Klüngeleien bei der Informatikbeschaffung des Bundes? Transparency International fordert darum eine zentrale Datenbank, in der alle freihändig vergebenen Aufträge verzeichnet werden.
Wettbewerb und Transparenz sollten dem Steuerzahler tiefe Preise garantieren, wenn der Staat IT-Dienstleistungen einkauft. Dass dies nicht immer der Fall ist, zeigt eine ganze Reihe von Vergabeskandalen. Der neuste Fall: Die Zentrale Ausgleichskasse (ZAS) in Genf – sie verwaltet die AHV-Gelder – soll systematisch Informatikaufträge widerrechtlich vergeben haben, berichtet der «Tages-Anzeiger». Die eidgenössische Finanzverwaltung hat zwei Administrativuntersuchungen eingeleitet.
Im Januar erst war eine IT-Affäre im Staatssekretariat für Wirtschaft (Seco) aufgeflogen. In den Skandal verwickelt sind ehemalige Manager der Informatikfirma Fritz & Macziol sowie ein Seco-Ressortleiter. Eine zweifelhafte Rolle spielte auch das Bundesamt für Bauten und Logistik (BBL). Unrechtmässige Auftragsvergaben gab es auch beim IT-Projekt Insieme der Steuerverwaltung. Das Desaster kostet den Bund 100 Millionen Franken.
Schwellenwert ausgehebelt
Zwar können die staatlichen IT-Einkäufer die Steuerfranken nicht einfach so im Laden um die Ecke ausgeben. Dennoch schaffen sie es immer wieder, die strengen Regeln zu umgehen. So müssten IT-Aufträge von derzeit über 230'000 Franken laut den WTO-Regeln öffentlich ausgeschrieben werden.

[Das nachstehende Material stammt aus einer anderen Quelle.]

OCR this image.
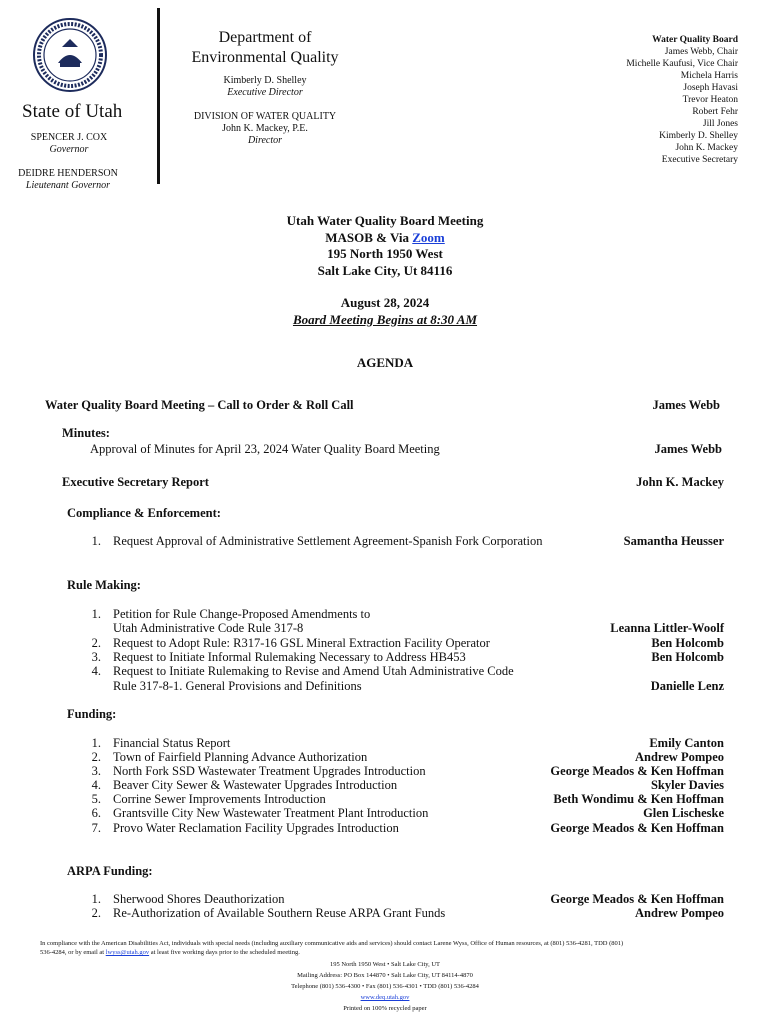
State of Utah
SPENCER J. COX
Governor
DEIDRE HENDERSON
Lieutenant Governor
Department of
Environmental Quality
Kimberly D. Shelley
Executive Director
DIVISION OF WATER QUALITY
John K. Mackey, P.E.
Director
Water Quality Board
James Webb, Chair
Michelle Kaufusi, Vice Chair
Michela Harris
Joseph Havasi
Trevor Heaton
Robert Fehr
Jill Jones
Kimberly D. Shelley
John K. Mackey
Executive Secretary
Utah Water Quality Board Meeting
MASOB & Via Zoom
195 North 1950 West
Salt Lake City, Ut 84116
August 28, 2024
Board Meeting Begins at 8:30 AM
AGENDA
Water Quality Board Meeting – Call to Order & Roll Call	James Webb
Minutes:
Approval of Minutes for April 23, 2024 Water Quality Board Meeting	James Webb
Executive Secretary Report	John K. Mackey
Compliance & Enforcement:
1. Request Approval of Administrative Settlement Agreement-Spanish Fork Corporation	Samantha Heusser
Rule Making:
1. Petition for Rule Change-Proposed Amendments to
Utah Administrative Code Rule 317-8	Leanna Littler-Woolf
2. Request to Adopt Rule: R317-16 GSL Mineral Extraction Facility Operator	Ben Holcomb
3. Request to Initiate Informal Rulemaking Necessary to Address HB453	Ben Holcomb
4. Request to Initiate Rulemaking to Revise and Amend Utah Administrative Code
Rule 317-8-1. General Provisions and Definitions	Danielle Lenz
Funding:
1. Financial Status Report	Emily Canton
2. Town of Fairfield Planning Advance Authorization	Andrew Pompeo
3. North Fork SSD Wastewater Treatment Upgrades Introduction	George Meados & Ken Hoffman
4. Beaver City Sewer & Wastewater Upgrades Introduction	Skyler Davies
5. Corrine Sewer Improvements Introduction	Beth Wondimu & Ken Hoffman
6. Grantsville City New Wastewater Treatment Plant Introduction	Glen Lischeske
7. Provo Water Reclamation Facility Upgrades Introduction	George Meados & Ken Hoffman
ARPA Funding:
1. Sherwood Shores Deauthorization	George Meados & Ken Hoffman
2. Re-Authorization of Available Southern Reuse ARPA Grant Funds	Andrew Pompeo
In compliance with the American Disabilities Act, individuals with special needs (including auxiliary communicative aids and services) should contact Larene Wyss, Office of Human resources, at (801) 536-4281, TDD (801)
536-4284, or by email at lwyss@utah.gov at least five working days prior to the scheduled meeting.
195 North 1950 West • Salt Lake City, UT
Mailing Address: PO Box 144870 • Salt Lake City, UT 84114-4870
Telephone (801) 536-4300 • Fax (801) 536-4301 • TDD (801) 536-4284
www.deq.utah.gov
Printed on 100% recycled paper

In der IT-Branche gibt es aber verschiedenste Tricks, um diese auszuhebeln. So stückelt man grosse Aufträge mehrere kleine, hebelt damit Schwellenwerte aus und führt die Controller an der Nase herum.

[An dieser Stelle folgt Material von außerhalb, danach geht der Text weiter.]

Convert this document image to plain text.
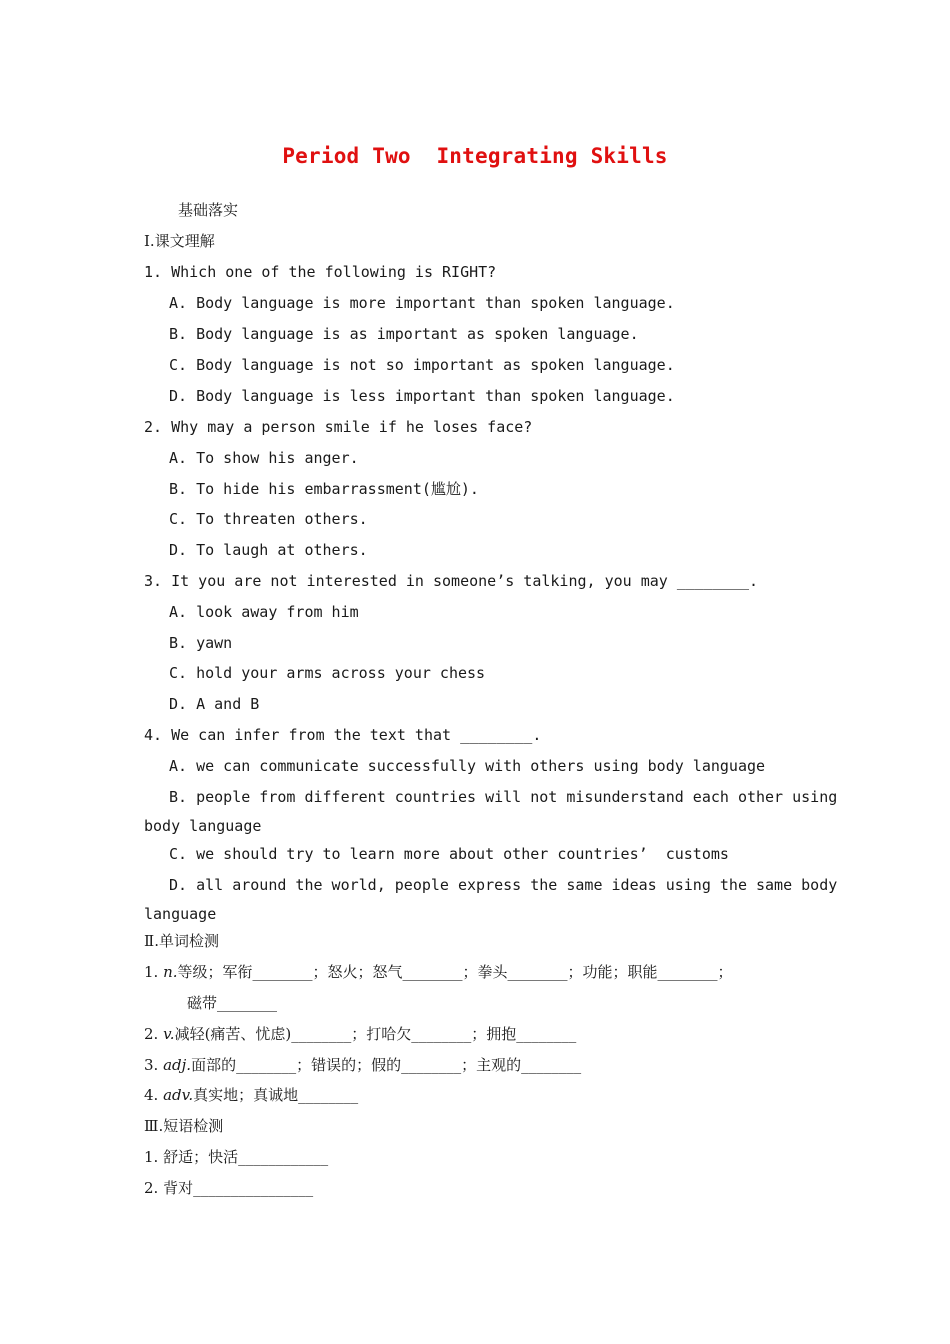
Period Two  Integrating Skills
基础落实
Ⅰ.课文理解
1. Which one of the following is RIGHT?
A. Body language is more important than spoken language.
B. Body language is as important as spoken language.
C. Body language is not so important as spoken language.
D. Body language is less important than spoken language.
2. Why may a person smile if he loses face?
A. To show his anger.
B. To hide his embarrassment(尴尬).
C. To threaten others.
D. To laugh at others.
3. It you are not interested in someone’s talking, you may ________.
A. look away from him
B. yawn
C. hold your arms across your chess
D. A and B
4. We can infer from the text that ________.
A. we can communicate successfully with others using body language
B. people from different countries will not misunderstand each other using
body language
C. we should try to learn more about other countries’  customs
D. all around the world, people express the same ideas using the same body
language
Ⅱ.单词检测
1. n.等级；军衔________；怒火；怒气________；拳头________；功能；职能________；
磁带________
2. v.减轻(痛苦、忧虑)________；打哈欠________；拥抱________
3. adj.面部的________；错误的；假的________；主观的________
4. adv.真实地；真诚地________
Ⅲ.短语检测
1. 舒适；快活____________
2. 背对________________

Genau mit diesem Zerstückelungstrick ist angeblich auch die ZAS vorgegangen. So zeigen dem «Tages-Anzeiger» vorliegende Prüfberichte, dass etliche IT-Leistungen gesetzeswidrig in kleine Aufträge geteilt worden waren, was eine freihändige Auftragsvergabe ermöglichte. Das ZAS hätte Aufträge von über 150'000 Franken über das Bundesamt für Bauten und Logistik abwickeln müssen – die zentrale Beschaffungsstelle des Bundes.
Alibi-Ausschreibungen
Eine weitere übliche Masche, um selbst Millionenaufträge an den Wunschpartner vergeben zu können: «Man schneidert den Auftrag dem befreundeten Lieferanten durch willkürliche Spezifikationen, die nur er erfüllen kann, sozusagen auf den Leib», erzählt ein Mann aus der Branche. Um solche Alibi-Ausschreibungen zu gewinnen, werden teure Berater angeheuert, die sich in der Grauzone bewegen, ohne mit dem Gesetz in Konflikt zu kommen. Denn eigentlich dürfen Spezifikationen nicht derart eng sein, dass nur ein Produkt in Frage kommt.

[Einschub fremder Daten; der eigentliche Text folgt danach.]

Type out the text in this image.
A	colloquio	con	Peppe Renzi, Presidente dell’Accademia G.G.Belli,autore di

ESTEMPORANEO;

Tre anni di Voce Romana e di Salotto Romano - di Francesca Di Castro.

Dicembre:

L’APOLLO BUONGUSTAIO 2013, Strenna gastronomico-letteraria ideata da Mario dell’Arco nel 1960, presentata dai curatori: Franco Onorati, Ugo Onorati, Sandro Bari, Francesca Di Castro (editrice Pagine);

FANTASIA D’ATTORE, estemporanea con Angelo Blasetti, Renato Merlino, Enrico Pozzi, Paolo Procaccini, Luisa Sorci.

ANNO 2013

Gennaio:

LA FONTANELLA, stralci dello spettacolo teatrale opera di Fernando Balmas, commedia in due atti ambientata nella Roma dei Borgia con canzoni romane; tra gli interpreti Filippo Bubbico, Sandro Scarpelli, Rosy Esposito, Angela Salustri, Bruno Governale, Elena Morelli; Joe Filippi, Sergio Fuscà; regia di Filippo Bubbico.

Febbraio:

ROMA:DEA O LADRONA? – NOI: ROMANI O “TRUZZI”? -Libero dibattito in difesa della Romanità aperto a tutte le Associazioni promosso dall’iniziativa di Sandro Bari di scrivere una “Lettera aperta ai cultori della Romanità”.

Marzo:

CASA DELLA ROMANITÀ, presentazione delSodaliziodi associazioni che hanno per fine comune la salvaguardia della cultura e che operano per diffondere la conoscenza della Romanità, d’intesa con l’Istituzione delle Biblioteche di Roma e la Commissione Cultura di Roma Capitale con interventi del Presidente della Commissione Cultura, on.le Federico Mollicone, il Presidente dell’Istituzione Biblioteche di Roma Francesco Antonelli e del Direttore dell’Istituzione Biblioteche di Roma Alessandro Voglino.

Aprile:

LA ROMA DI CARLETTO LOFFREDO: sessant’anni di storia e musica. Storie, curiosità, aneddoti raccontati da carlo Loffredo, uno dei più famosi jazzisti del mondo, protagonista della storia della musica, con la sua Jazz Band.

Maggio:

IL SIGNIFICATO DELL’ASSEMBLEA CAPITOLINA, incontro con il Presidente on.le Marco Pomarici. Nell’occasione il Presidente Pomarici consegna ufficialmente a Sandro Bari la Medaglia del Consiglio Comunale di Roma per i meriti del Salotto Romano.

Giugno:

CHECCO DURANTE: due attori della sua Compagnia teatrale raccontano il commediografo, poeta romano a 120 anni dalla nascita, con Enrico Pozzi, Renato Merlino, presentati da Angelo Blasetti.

Verbreitet ist bei Auftragsvergaben auch der Trick, dass neue Projekte gerne als Erweiterungsaufträge deklariert werden. Praktiziert hat genau dies der mittlerweile verhaftete Seco-Ressortleiter. Damit konnte er die Summen seinen Bekannten bei Fritz & Macziol zukommen lassen. Gegen Jahresende sei man jeweils beim Seco-Verantwortlichen vorstellig geworden und habe «Aufträge abgeholt», sagte ein mit der Materie vertrauter Informant kürzlich zu 20 Minuten.
Wieso hat es niemand bemerkt?
Softwareaufträge von unter 50'000 Franken dürfen die Beschaffungsstellen hingegen im sogenannten freihändigen Verfahren vergeben. Die Regeln: Man kontaktiert einen beliebigen Lieferanten und kann daraufhin den Auftrag ohne weiteres einem anderen – sofern günstigeren – Anbieter zukommen lassen. Liegt der Preis hingegen zwischen 50'000 und 230'000 Franken, besteht die Pflicht, mindestens drei Offerten einzuholen und die günstigste zu wählen. Eine Ausschreibung im Amtsblatt gibt es nicht. Naheliegend, dass wer mit dem Auftraggeber befreundet ist, über die Offerten der Konkurrenz Bescheid weiss.
Kontrolle versagt
Laut dem «Tages-Anzeiger» lesen sich die Prüfberichte des internen ZAS-Inspektorats stellenweise wie eine Anleitung zum Umgehen des Gesetzes, wenn keine Kontrolle existiert. Das Inspektorat untersuchte die Beschaffungen bei vier IT-Projekten. Besonders umfangreich sind die Mauscheleien des ZAS angeblich beim 6-Millionen-Projekt Alexsi. Der Bericht zählt 15 Aufträge an verschiedene Firmen auf, die in den Jahren 2011 und 2012 in Eigenregie vergeben wurden. Viele hatten genau das Volumen von 150'000 Franken.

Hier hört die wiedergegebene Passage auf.